La Tunisie a besoin de peu pour éviter le sinistre : des compétences irréprochables, le souci de l’intérêt général et une vie politique plus éthique… Mais il ne faut pas rêver.

Par Yassine Essid

Dans un pays qualifié de nation démocratique, parce qu’on croit avoir substitué à un régime «ancien», une organisation et un exercice du pouvoir «nouveaux», un chroniqueur qui, à intervalle régulier, va chercher un certain regard pour prendre part au débat public, décrypter l’actualité avec l’ambition de «refaire le monde», se retrouve de plus en plus appelé à remplir l’ingrate mission de dénoncer plutôt «le chaos du monde».

Des bouleversements engendrés par les islamistes

Ces chroniques, qui peuvent aussi traiter de la culture et de l’économie, mais sous un angle politique, rendent compte d’une société qui a vu ses repères vaciller, principalement sous l’effet des bouleversements engendrés par le débarquement des islamistes dans l’organisation de la vie publique.

À un régime autoritaire, obsédé par un contrôle strict de l’ensemble des activités économiques et sociales par l’Etat et le parti unique, se sont substituées sans heurt une nouvelle constitution, le pluralisme des partis et la liberté d’expression.

Cependant, s’agit-il vraiment de démocratie telle qu’on l’entend dans les pays d’Occident?

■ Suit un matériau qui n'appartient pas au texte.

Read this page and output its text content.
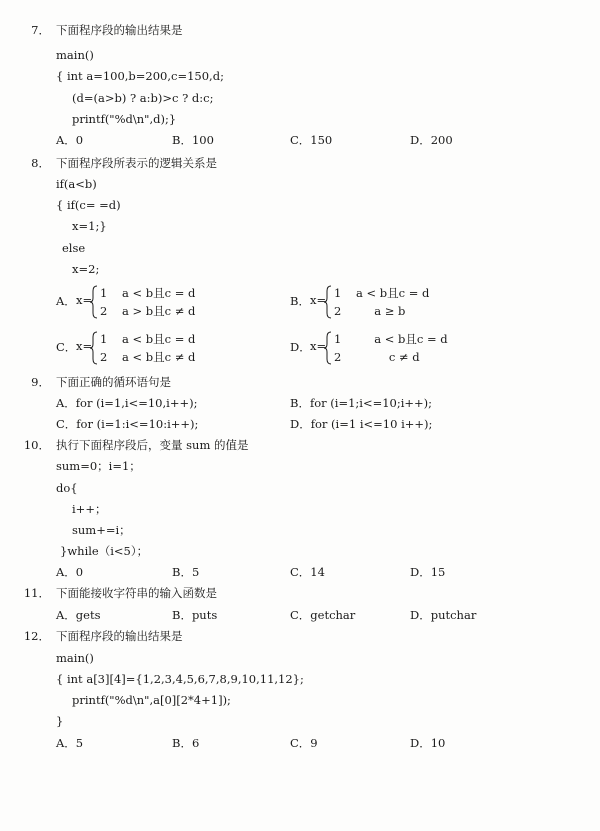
7． 下面程序段的输出结果是
main()
{ int a=100,b=200,c=150,d;
(d=(a>b) ? a:b)>c ? d:c;
printf("%d\n",d);}
A．0	B．100	C．150	D．200
8． 下面程序段所表示的逻辑关系是
if(a<b)
{ if(c= =d)
x=1;}
else
x=2;
A． x= 1    a < b且c = d
2    a > b且c ≠ d
B． x= 1    a < b且c = d
2         a ≥ b
C． x= 1    a < b且c = d
2    a < b且c ≠ d
D． x= 1         a < b且c = d
2             c ≠ d
9． 下面正确的循环语句是
A．for (i=1,i<=10,i++);	B．for (i=1;i<=10;i++);
C．for (i=1:i<=10:i++);	D．for (i=1 i<=10 i++);
10． 执行下面程序段后，变量 sum 的值是
sum=0；i=1；
do{
i++；
sum+=i；
}while（i<5）；
A．0	B．5	C．14	D．15
11． 下面能接收字符串的输入函数是
A．gets	B．puts	C．getchar	D．putchar
12． 下面程序段的输出结果是
main()
{ int a[3][4]={1,2,3,4,5,6,7,8,9,10,11,12};
printf("%d\n",a[0][2*4+1]);
}
A．5	B．6	C．9	D．10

Que nenni. Car on n’a pas encore établi de façon pleine et effective, un véritable Etat de droit. La clarification des rôles entre le pouvoir exécutif, législatif et présidentiel, l’efficacité de l’appareil judiciaire, la définition de la vraie mission de forces sécuritaires et de police, la réforme fiscale, l’établissement d’un cadre juridique pour le financement des partis, le code de déontologie qui doit régir les médias ainsi que l’établissement de nouvelles règles devant organiser certaines professions (médecins, avocats, enseignants…) sont encore aujourd’hui extrêmement vagues. La société elle-même s’est retrouvée profondément déstabilisée, non seulement par l’amplification de pratiques douteuses, mais aussi par la montée du chômage, l’appauvrissement et la baisse du niveau de vie, l’affaiblissement des modes de régulation et de l’autorité de l’Etat dans plusieurs secteurs, la survivance des anciens privilèges et l’apparition de nouvelles inégalités.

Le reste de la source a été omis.